Ma Ruyue, Zheng Yu, Wang Jianing, Xu Hong, Zhang Ruirui, Xie Zhijia, Zhang Lei, Zhao Ruiheng
Department of Obstetrics and Gynecology, Suzhou Ninth People's Hospital, Suzhou Ninth Hospital Affiliated to Soochow University, Suzhou, China.
Front Oncol. 2024 Nov 22;14:1387860. doi: 10.3389/fonc.2024.1387860. eCollection 2024.
Endometriosis (EMS) is acknowledged as a risk factor for the development of endometrial cancer (EC), although the precise molecular mechanisms that underpin this association have yet to be fully elucidated. The primary objective of this investigation is to harness bioinformatics methodologies to identify pivotal genes and pathways that may be implicated in both EMS and EC, potentially offering novel therapeutic biomarkers for the management of endometriosis.
We acquired four datasets pertaining to EMS and one dataset concerning EC from the Gene Expression Omnibus (GEO) database. Differentially expressed genes (DEGs) in EMS and EC cohorts, in comparison to controls, were ascertained utilizing the limma package. Subsequently, we conducted a series of bioinformatic analyses, including Gene Ontology (GO), Kyoto Encyclopedia of Genes and Genomes (KEGG) pathway analysis, and protein-protein interaction (PPI) analysis, to delineate pathways associated with the identified DEGs.

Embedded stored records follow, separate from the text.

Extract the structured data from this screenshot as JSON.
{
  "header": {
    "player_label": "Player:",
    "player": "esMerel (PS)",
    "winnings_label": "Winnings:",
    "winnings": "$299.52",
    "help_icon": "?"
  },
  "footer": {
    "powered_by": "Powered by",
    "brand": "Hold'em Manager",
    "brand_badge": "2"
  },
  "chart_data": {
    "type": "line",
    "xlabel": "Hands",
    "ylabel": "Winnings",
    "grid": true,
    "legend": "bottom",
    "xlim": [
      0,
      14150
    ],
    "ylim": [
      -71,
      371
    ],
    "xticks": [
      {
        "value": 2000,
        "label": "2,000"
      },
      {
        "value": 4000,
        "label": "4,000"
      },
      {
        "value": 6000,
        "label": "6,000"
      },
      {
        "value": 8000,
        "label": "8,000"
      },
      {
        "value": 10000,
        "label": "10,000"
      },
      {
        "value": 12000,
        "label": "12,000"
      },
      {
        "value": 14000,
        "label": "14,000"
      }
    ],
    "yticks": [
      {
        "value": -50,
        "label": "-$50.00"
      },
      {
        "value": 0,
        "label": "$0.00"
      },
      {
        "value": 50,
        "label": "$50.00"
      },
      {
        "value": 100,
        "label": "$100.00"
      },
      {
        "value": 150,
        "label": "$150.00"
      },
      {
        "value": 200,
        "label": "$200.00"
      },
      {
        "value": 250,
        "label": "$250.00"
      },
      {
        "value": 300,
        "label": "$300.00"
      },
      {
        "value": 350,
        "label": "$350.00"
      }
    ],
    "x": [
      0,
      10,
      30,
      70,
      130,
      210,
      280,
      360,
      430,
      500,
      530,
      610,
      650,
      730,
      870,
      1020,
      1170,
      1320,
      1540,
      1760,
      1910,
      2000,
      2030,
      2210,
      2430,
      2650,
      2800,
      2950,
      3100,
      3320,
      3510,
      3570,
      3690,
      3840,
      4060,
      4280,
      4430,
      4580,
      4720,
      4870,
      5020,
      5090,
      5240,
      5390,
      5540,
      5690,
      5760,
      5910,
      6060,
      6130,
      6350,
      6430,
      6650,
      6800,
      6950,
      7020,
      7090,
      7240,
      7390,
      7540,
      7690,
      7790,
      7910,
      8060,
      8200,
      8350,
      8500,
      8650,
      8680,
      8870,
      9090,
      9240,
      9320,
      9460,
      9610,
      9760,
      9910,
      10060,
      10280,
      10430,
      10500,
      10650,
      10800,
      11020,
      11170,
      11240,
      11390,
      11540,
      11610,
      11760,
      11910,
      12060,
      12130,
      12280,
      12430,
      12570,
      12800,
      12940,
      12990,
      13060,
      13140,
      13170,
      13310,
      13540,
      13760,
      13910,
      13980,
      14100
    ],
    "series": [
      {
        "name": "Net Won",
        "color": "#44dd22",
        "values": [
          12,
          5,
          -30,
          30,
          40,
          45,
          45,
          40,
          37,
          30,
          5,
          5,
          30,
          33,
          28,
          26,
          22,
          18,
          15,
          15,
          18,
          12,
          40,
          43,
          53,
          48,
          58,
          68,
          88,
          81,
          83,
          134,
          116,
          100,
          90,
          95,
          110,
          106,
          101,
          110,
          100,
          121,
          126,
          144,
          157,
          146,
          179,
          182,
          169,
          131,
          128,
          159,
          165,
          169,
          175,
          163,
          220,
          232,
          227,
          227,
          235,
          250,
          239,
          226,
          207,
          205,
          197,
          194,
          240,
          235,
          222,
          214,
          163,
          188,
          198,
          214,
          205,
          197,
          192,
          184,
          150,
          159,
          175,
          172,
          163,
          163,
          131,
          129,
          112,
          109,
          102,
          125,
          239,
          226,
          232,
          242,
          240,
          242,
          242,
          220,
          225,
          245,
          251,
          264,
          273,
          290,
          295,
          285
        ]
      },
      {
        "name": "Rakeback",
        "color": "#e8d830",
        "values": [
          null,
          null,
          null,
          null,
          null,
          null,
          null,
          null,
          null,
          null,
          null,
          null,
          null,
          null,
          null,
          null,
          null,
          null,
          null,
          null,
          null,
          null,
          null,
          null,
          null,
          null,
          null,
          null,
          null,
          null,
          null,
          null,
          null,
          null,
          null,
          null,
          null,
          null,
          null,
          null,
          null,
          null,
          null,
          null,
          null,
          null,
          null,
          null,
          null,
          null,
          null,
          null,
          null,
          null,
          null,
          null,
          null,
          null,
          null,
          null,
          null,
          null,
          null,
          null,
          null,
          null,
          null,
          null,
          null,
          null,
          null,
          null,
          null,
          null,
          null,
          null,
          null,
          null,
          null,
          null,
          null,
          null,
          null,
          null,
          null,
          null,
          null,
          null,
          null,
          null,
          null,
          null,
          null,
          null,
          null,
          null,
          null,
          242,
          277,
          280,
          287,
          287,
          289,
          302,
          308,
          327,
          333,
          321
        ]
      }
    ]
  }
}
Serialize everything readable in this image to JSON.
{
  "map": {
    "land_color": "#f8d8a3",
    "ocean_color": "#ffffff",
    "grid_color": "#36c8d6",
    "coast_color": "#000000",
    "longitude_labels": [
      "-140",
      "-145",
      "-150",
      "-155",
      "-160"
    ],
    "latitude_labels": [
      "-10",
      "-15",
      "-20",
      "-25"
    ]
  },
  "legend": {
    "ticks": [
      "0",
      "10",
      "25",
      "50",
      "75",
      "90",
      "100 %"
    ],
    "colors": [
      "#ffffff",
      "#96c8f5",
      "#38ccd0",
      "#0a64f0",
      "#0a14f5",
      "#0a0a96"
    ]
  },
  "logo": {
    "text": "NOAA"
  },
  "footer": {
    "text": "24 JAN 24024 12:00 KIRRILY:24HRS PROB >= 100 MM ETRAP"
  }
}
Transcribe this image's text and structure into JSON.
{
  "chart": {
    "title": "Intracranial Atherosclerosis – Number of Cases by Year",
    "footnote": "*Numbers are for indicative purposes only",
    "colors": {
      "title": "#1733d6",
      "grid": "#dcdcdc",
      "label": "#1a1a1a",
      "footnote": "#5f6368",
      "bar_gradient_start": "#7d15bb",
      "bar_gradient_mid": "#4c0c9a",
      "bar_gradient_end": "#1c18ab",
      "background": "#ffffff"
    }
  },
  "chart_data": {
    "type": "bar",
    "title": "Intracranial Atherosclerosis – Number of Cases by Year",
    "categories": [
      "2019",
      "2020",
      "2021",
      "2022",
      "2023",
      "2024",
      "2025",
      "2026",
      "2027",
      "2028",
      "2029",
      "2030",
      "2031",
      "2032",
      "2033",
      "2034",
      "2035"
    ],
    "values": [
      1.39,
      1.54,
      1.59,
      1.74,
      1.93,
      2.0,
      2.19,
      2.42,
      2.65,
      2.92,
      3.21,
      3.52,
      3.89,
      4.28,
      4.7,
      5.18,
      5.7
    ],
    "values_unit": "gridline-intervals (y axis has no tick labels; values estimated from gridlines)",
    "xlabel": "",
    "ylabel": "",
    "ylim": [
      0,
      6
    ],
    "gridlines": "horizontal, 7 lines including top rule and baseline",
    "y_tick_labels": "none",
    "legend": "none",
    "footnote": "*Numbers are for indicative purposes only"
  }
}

Our bioinformatics analyses disclosed 141 shared DEGs between EMS and EC groups relative to the control cohort. GO analysis demonstrated that these genes are predominantly involved in the regulation of growth and development, as well as signal transduction pathways. KEGG analysis underscored the significance of these genes in relation to the JAK-STAT signaling pathway and leukocyte transendothelial migration. Furthermore, PPI analysis pinpointed ten central genes (APOE, FGF9, TIMP1, BGN, C1QB, MX1, SIGLEC1, BST2, ICAM1, MME) exhibiting high interconnectivity. Notably, the expression levels of APOE, BGN, C1QB, and BST2 were found to correlate with cancer genomic atlas data, and were implicated in tumor immune infiltration. Strikingly, only APOE and BGN demonstrated a significant correlation with patient prognosis.
This comprehensive bioinformatics analysis has successfully identified key genes that may serve as potential biomarkers for EC. These findings significantly enhance our comprehension of the molecular underpinnings of EC pathogenesis and prognosis, and hold promise for the identification of novel drug targets.
子宫内膜异位症(EMS)被认为是子宫内膜癌(EC)发生发展的一个危险因素,尽管支撑这种关联的精确分子机制尚未完全阐明。本研究的主要目的是利用生物信息学方法来识别可能与EMS和EC均相关的关键基因和通路,这可能为子宫内膜异位症的治疗提供新的生物标志物。
我们从基因表达综合数据库(GEO)中获取了四个与EMS相关的数据集和一个与EC相关的数据集。利用limma软件包确定了EMS和EC队列中与对照组相比的差异表达基因(DEG)。随后,我们进行了一系列生物信息学分析,包括基因本体论(GO)、京都基因与基因组百科全书(KEGG)通路分析以及蛋白质-蛋白质相互作用(PPI)分析,以描绘与所鉴定的DEG相关的通路。
我们的生物信息学分析揭示了EMS和EC组相对于对照组有141个共享的DEG。GO分析表明,这些基因主要参与生长发育的调控以及信号转导通路。KEGG分析强调了这些基因在JAK-STAT信号通路和白细胞跨内皮迁移方面的重要性。此外,PPI分析确定了十个具有高度互连性的核心基因(载脂蛋白E(APOE)、成纤维细胞生长因子9(FGF9)、金属蛋白酶组织抑制因子1(TIMP1)、基底膜聚糖(BGN)、补体C1q亚基B(C1QB)、Mx蛋白1(MX1)、唾液酸结合免疫球蛋白样凝集素1(SIGLEC1)、骨髓基质细胞抗原2(BST2)、细胞间黏附分子1(ICAM1)、膜联蛋白M(MME))。值得注意的是,发现APOE、BGN、C1QB和BST2的表达水平与癌症基因组图谱数据相关,并与肿瘤免疫浸润有关。令人惊讶的是,只有APOE和BGN与患者预后存在显著相关性。
这项全面的生物信息学分析成功识别出了可能作为EC潜在生物标志物的关键基因。这些发现显著增强了我们对EC发病机制和预后分子基础的理解,并有望识别出新的药物靶点。